Protective effects of magnesium supplementation on metabolic energy derangements in lipopolysaccharide induced cardiotoxicity in mice

Abstract

Endotoxic shock is a major factor that contributes to morbidity and mortality in critically ill patients in intensive care units. Metabolic derangements and bioenergetic failure are major contributors to sepsis induced cardiotoxicity. The present investigation was directed to estimate the cardioprotective effect of magnesium (Mg), a cofactor in many enzymatic reactions that involve energy creation and utilization, in lipopolysaccharide (LPS)-induced metabolic energy changes in mice. Oral doses of Mg aspartate (20 or 40 mg/kg) were administered once daily for 7 days. Mice were then subjected to a single intraperitoneal injection of LPS (2 mg/kg).
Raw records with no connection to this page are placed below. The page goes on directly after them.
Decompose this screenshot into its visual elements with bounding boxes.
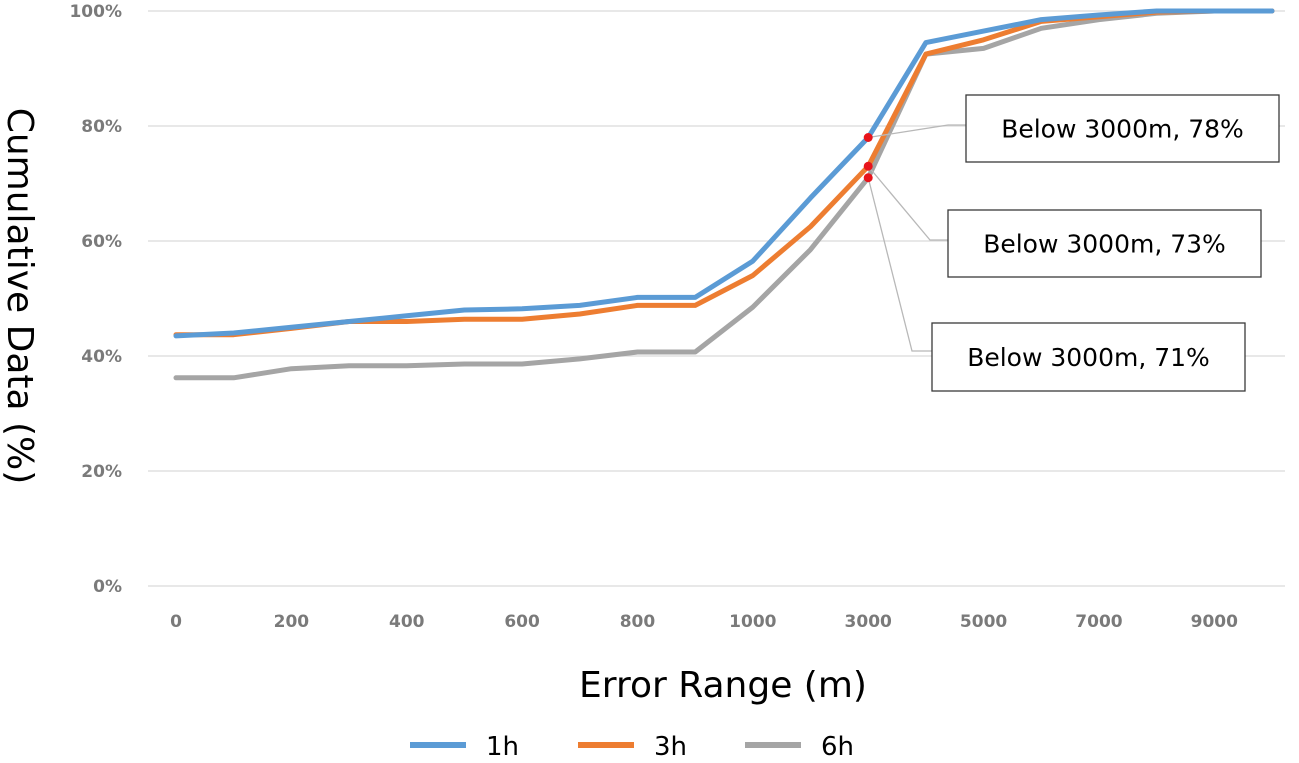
annotation-label: Below 3000m, 73% [983, 230, 1226, 259]
annotation-marker [863, 133, 873, 142]
annotation-marker [863, 161, 873, 171]
gridlines [148, 10, 1285, 587]
series-line-6h [173, 8, 1275, 381]
y-axis-title: Cumulative Data (%) [0, 108, 40, 485]
y-tick-label: 40% [81, 347, 122, 367]
legend-label-3h: 3h [654, 732, 687, 762]
series-line-1h [173, 8, 1275, 339]
x-tick-label: 800 [620, 612, 656, 632]
annotation-markers [863, 133, 873, 183]
x-tick-label: 7000 [1075, 612, 1122, 632]
series-lines [173, 8, 1275, 381]
x-tick-label: 0 [170, 612, 182, 632]
series-line-3h [173, 8, 1275, 338]
x-axis-title: Error Range (m) [579, 665, 867, 706]
x-tick-label: 5000 [960, 612, 1007, 632]
annotation-label: Below 3000m, 71% [967, 343, 1210, 372]
annotation-box [931, 322, 1246, 392]
y-tick-label: 20% [81, 462, 122, 482]
x-tick-label: 9000 [1191, 612, 1238, 632]
y-tick-label: 80% [81, 117, 122, 137]
legend-label-6h: 6h [821, 732, 854, 762]
annotation-box [965, 94, 1280, 163]
x-axis-ticks: 0 200 400 600 800 1000 3000 5000 7000 9000 [170, 612, 1238, 632]
y-tick-label: 100% [69, 2, 122, 22]
x-tick-label: 3000 [845, 612, 892, 632]
annotation-label: Below 3000m, 78% [1001, 115, 1244, 144]
annotation-box [947, 209, 1262, 278]
annotation-leader [868, 124, 966, 139]
annotation-leader [867, 177, 932, 352]
y-axis-ticks: 0% 20% 40% 60% 80% 100% [69, 2, 122, 597]
legend: 1h 3h 6h [410, 732, 854, 762]
x-tick-label: 600 [504, 612, 540, 632]
legend-label-1h: 1h [486, 732, 519, 762]
x-tick-label: 1000 [729, 612, 776, 632]
annotation-leaders [867, 124, 966, 352]
annotations: Below 3000m, 78% Below 3000m, 73% Below 30… [931, 94, 1280, 392]
annotation-marker [863, 173, 873, 183]
annotation-leader [867, 165, 948, 241]
x-tick-label: 200 [274, 612, 310, 632]
y-tick-label: 0% [93, 577, 122, 597]
y-tick-label: 60% [81, 232, 122, 252]
x-tick-label: 400 [389, 612, 425, 632]
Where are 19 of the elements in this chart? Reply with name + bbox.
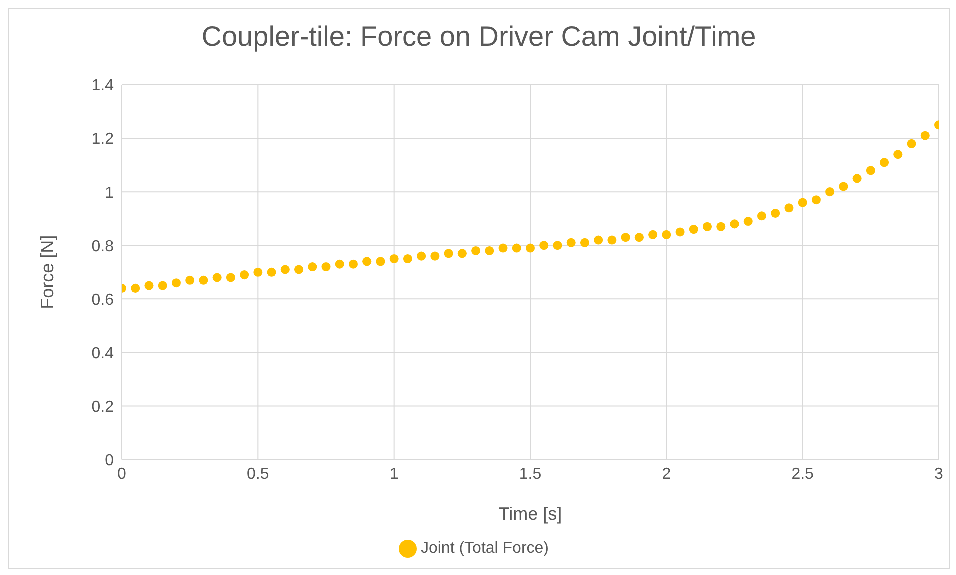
y-axis-title: Force [N] <box>37 235 58 310</box>
y-tick-label: 0 <box>105 452 114 470</box>
y-tick-label: 1.2 <box>92 131 114 148</box>
x-tick-label: 2 <box>662 466 672 484</box>
x-tick-label: 3 <box>934 466 944 484</box>
x-tick-label: 0.5 <box>247 466 270 484</box>
y-tick-label: 0.2 <box>92 398 114 416</box>
y-tick-label: 0.8 <box>92 238 114 256</box>
x-axis-title: Time [s] <box>498 504 562 524</box>
y-tick-label: 0.4 <box>92 345 114 362</box>
x-tick-label: 0 <box>118 466 127 484</box>
x-tick-label: 2.5 <box>792 466 814 484</box>
y-tick-label: 0.6 <box>92 292 114 309</box>
y-tick-label: 1 <box>105 184 114 202</box>
y-tick-label: 1.4 <box>92 78 114 95</box>
x-tick-label: 1.5 <box>519 466 542 484</box>
legend-label: Joint (Total Force) <box>420 540 550 557</box>
x-tick-label: 1 <box>390 466 399 484</box>
chart-title: Coupler-tile: Force on Driver Cam Joint/Time <box>200 20 758 54</box>
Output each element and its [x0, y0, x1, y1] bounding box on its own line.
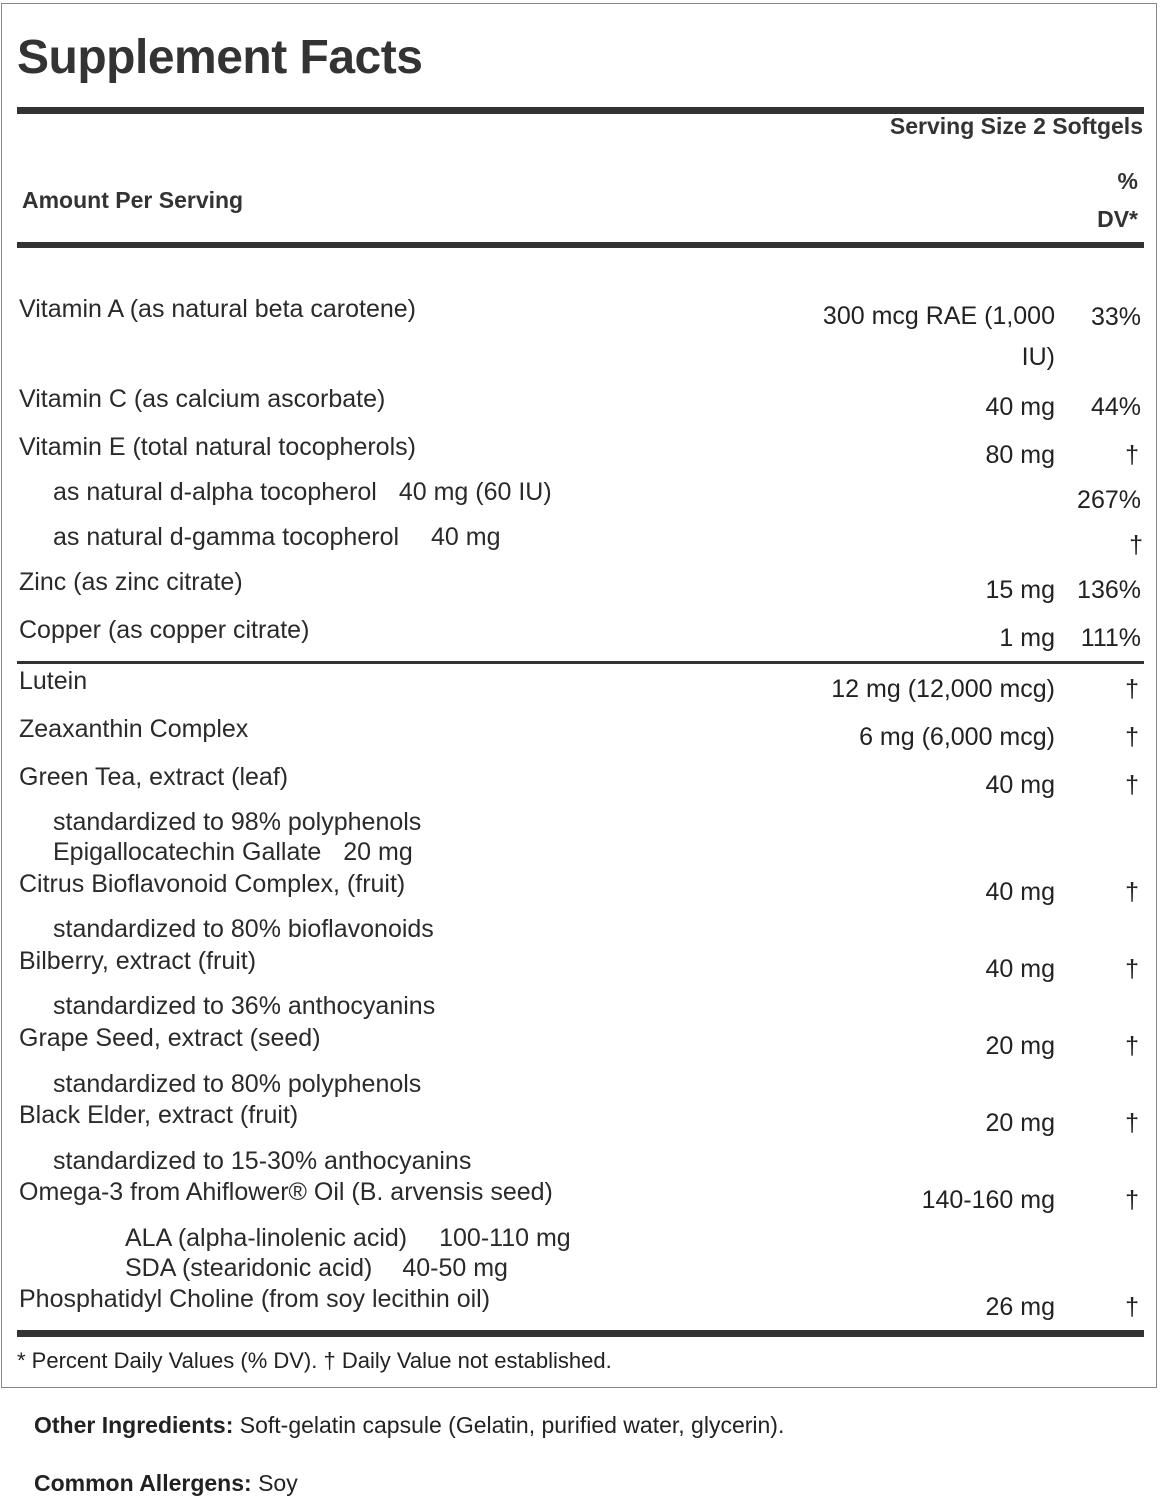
sub-amount: 100-110 mg	[439, 1224, 571, 1252]
ingredient-dv: †	[1125, 723, 1139, 751]
ingredient-dv: †	[1125, 1293, 1139, 1321]
ingredient-sub-label: standardized to 36% anthocyanins	[53, 992, 436, 1020]
ingredient-label: Omega-3 from Ahiflower® Oil (B. arvensis…	[19, 1178, 553, 1206]
nutrient-dv: 267%	[1077, 486, 1141, 514]
sub-label-text: ALA (alpha-linolenic acid)	[125, 1224, 408, 1252]
ingredient-amount: 6 mg (6,000 mcg)	[859, 723, 1055, 751]
ingredient-dv: †	[1125, 1109, 1139, 1137]
ingredient-label: Phosphatidyl Choline (from soy lecithin …	[19, 1285, 491, 1313]
nutrient-label: Copper (as copper citrate)	[19, 616, 310, 644]
sub-label-text: as natural d-alpha tocopherol	[53, 478, 377, 506]
nutrient-amount: 40 mg	[985, 393, 1055, 421]
common-allergens-label: Common Allergens:	[34, 1470, 252, 1496]
nutrient-amount: 1 mg	[999, 624, 1055, 652]
panel-title: Supplement Facts	[17, 31, 423, 84]
sub-amount: 20 mg	[343, 838, 413, 866]
sub-label-text: SDA (stearidonic acid)	[125, 1254, 373, 1282]
nutrient-amount: 80 mg	[985, 441, 1055, 469]
ingredient-label: Bilberry, extract (fruit)	[19, 947, 257, 975]
dv-header-percent: %	[1117, 168, 1138, 194]
ingredient-amount: 40 mg	[985, 955, 1055, 983]
divider-thick	[17, 1330, 1144, 1337]
ingredient-amount: 140-160 mg	[921, 1186, 1055, 1214]
nutrient-amount: 15 mg	[985, 576, 1055, 604]
ingredient-dv: †	[1125, 675, 1139, 703]
ingredient-amount: 40 mg	[985, 771, 1055, 799]
ingredient-amount: 20 mg	[985, 1109, 1055, 1137]
nutrient-dv: 111%	[1080, 624, 1141, 652]
ingredient-sub-label: Epigallocatechin Gallate 20 mg	[53, 838, 413, 866]
ingredient-dv: †	[1125, 1186, 1139, 1214]
ingredient-dv: †	[1125, 771, 1139, 799]
sub-amount: 40 mg (60 IU)	[398, 478, 552, 506]
nutrient-amount: 300 mcg RAE (1,000 IU)	[822, 302, 1055, 371]
ingredient-sub-label: SDA (stearidonic acid) 40-50 mg	[125, 1254, 508, 1282]
nutrient-dv: 136%	[1077, 576, 1141, 604]
ingredient-sub-label: standardized to 98% polyphenols	[53, 808, 422, 836]
sub-amount: 40 mg	[431, 523, 501, 551]
nutrient-label: Vitamin C (as calcium ascorbate)	[19, 385, 386, 413]
sub-label-text: Epigallocatechin Gallate	[53, 838, 322, 866]
ingredient-dv: †	[1125, 955, 1139, 983]
ingredient-amount: 20 mg	[985, 1032, 1055, 1060]
common-allergens: Common Allergens: Soy	[34, 1470, 298, 1497]
ingredient-amount: 40 mg	[985, 878, 1055, 906]
nutrient-label: Vitamin E (total natural tocopherols)	[19, 433, 416, 461]
nutrient-label: Vitamin A (as natural beta carotene)	[19, 295, 416, 323]
other-ingredients-value: Soft-gelatin capsule (Gelatin, purified …	[239, 1412, 785, 1438]
ingredient-label: Citrus Bioflavonoid Complex, (fruit)	[19, 870, 406, 898]
amount-per-serving-header: Amount Per Serving	[22, 187, 244, 213]
ingredient-label: Lutein	[19, 667, 88, 695]
footnote: * Percent Daily Values (% DV). † Daily V…	[17, 1348, 612, 1373]
serving-size: Serving Size 2 Softgels	[889, 113, 1143, 139]
ingredient-amount: 26 mg	[985, 1293, 1055, 1321]
sub-amount: 40-50 mg	[402, 1254, 508, 1282]
ingredient-label: Black Elder, extract (fruit)	[19, 1101, 299, 1129]
ingredient-dv: †	[1125, 878, 1139, 906]
ingredient-label: Green Tea, extract (leaf)	[19, 763, 289, 791]
divider-thick	[17, 107, 1144, 114]
nutrient-dv: 44%	[1090, 393, 1141, 421]
ingredient-amount: 12 mg (12,000 mcg)	[831, 675, 1055, 703]
other-ingredients-label: Other Ingredients:	[34, 1412, 234, 1438]
other-ingredients: Other Ingredients: Soft-gelatin capsule …	[34, 1412, 784, 1439]
divider-thin	[17, 661, 1144, 664]
dv-header-dv: DV*	[1097, 206, 1138, 232]
common-allergens-value: Soy	[258, 1470, 298, 1496]
ingredient-label: Zeaxanthin Complex	[19, 715, 249, 743]
supplement-facts-panel	[1, 3, 1157, 1388]
nutrient-dv: †	[1129, 531, 1143, 559]
nutrient-label: Zinc (as zinc citrate)	[19, 568, 243, 596]
ingredient-sub-label: standardized to 80% bioflavonoids	[53, 915, 434, 943]
nutrient-sub-label: as natural d-alpha tocopherol 40 mg (60 I…	[53, 478, 552, 506]
ingredient-label: Grape Seed, extract (seed)	[19, 1024, 321, 1052]
ingredient-sub-label: ALA (alpha-linolenic acid) 100-110 mg	[125, 1224, 571, 1252]
sub-label-text: as natural d-gamma tocopherol	[53, 523, 400, 551]
nutrient-dv: 33%	[1090, 303, 1141, 331]
nutrient-sub-label: as natural d-gamma tocopherol 40 mg	[53, 523, 501, 551]
ingredient-sub-label: standardized to 15-30% anthocyanins	[53, 1147, 472, 1175]
ingredient-dv: †	[1125, 1032, 1139, 1060]
ingredient-sub-label: standardized to 80% polyphenols	[53, 1070, 422, 1098]
divider-thick	[17, 242, 1144, 248]
nutrient-dv: †	[1125, 441, 1139, 469]
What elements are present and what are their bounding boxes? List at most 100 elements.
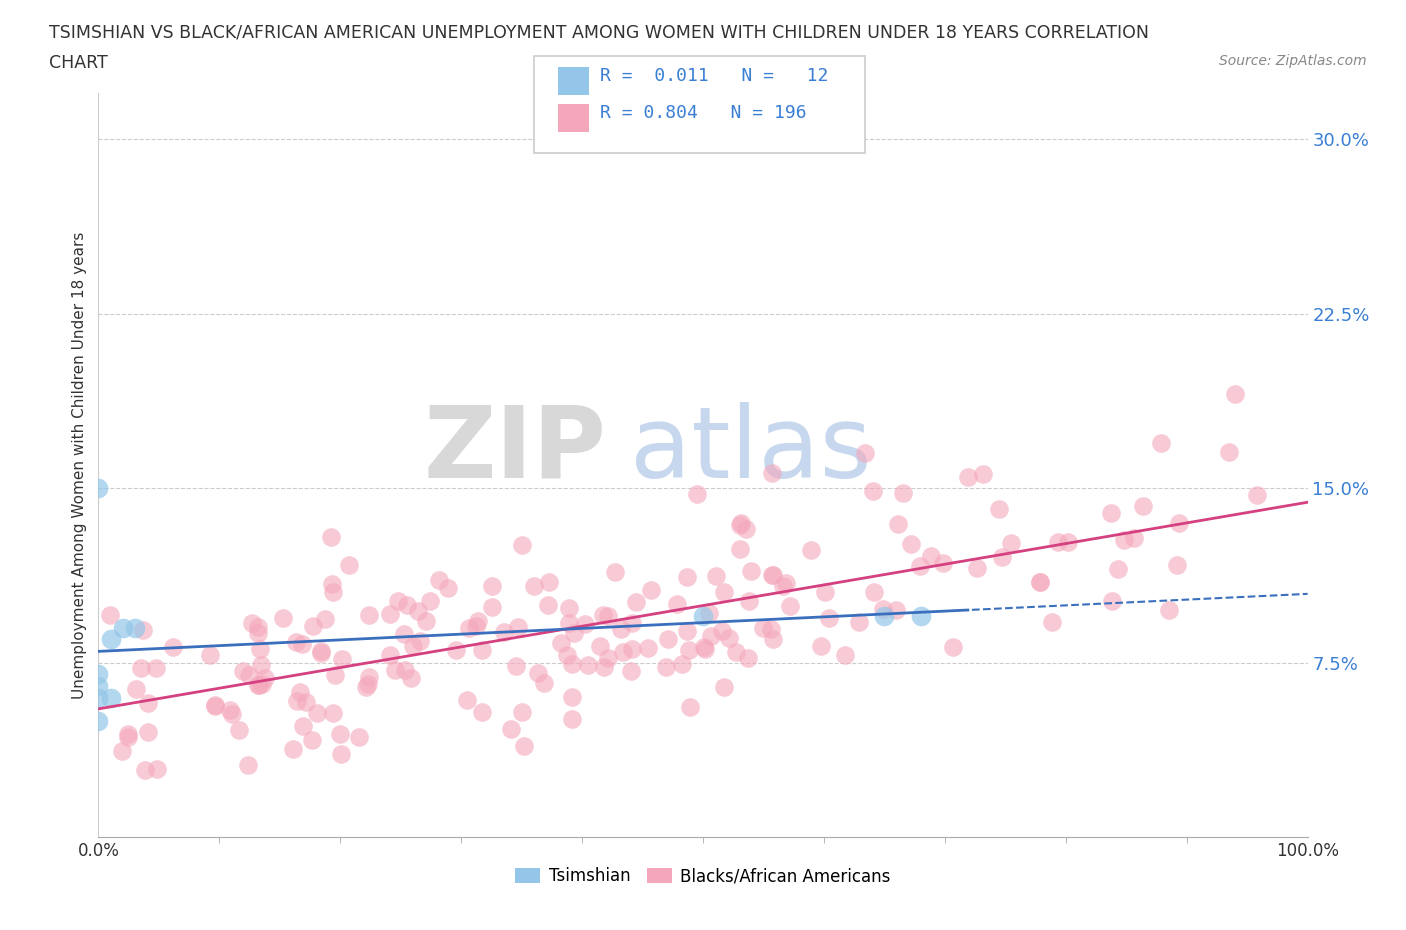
Point bbox=[887, 516, 910, 531]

Three hours after LPS injection, plasma was separated for determination of creatine kinase-MB activity. Animals were then sacrificed and hearts were separated for estimation of tissue thiobarbituric acid reactive substances, reduced glutathione, lactate, pyruvate, adenine nucleotides,creatine phosphate and cardiac Na+,K+-ATPase activity. Finally, electron microscopic examination was performed to visualize the effect of Mg pretreatment on mitochondrial ultrastructure. The higher dose of Mg was more effective than the lower dose in ameliorating creatine kinase-MB elevation, the state of oxidative stress, lactate accumulation, pyruvate reduction as well as preserving creatine phosphate, adenine nucleotides and Na+,K+-ATPase activity. Moreover, the higher dose of Mg provided a significant cardioprotection against mitochondrial ultrastructure changes. Mg therapy can afford a significant protection against metabolic energy derangements and mitochondrial ultrastructure changes induced by LPS cardiotoxicity. Clinical studies are required to establish the effectiveness of magnesium as an adjunctive therapy in critically ill patients suffering from sepsis.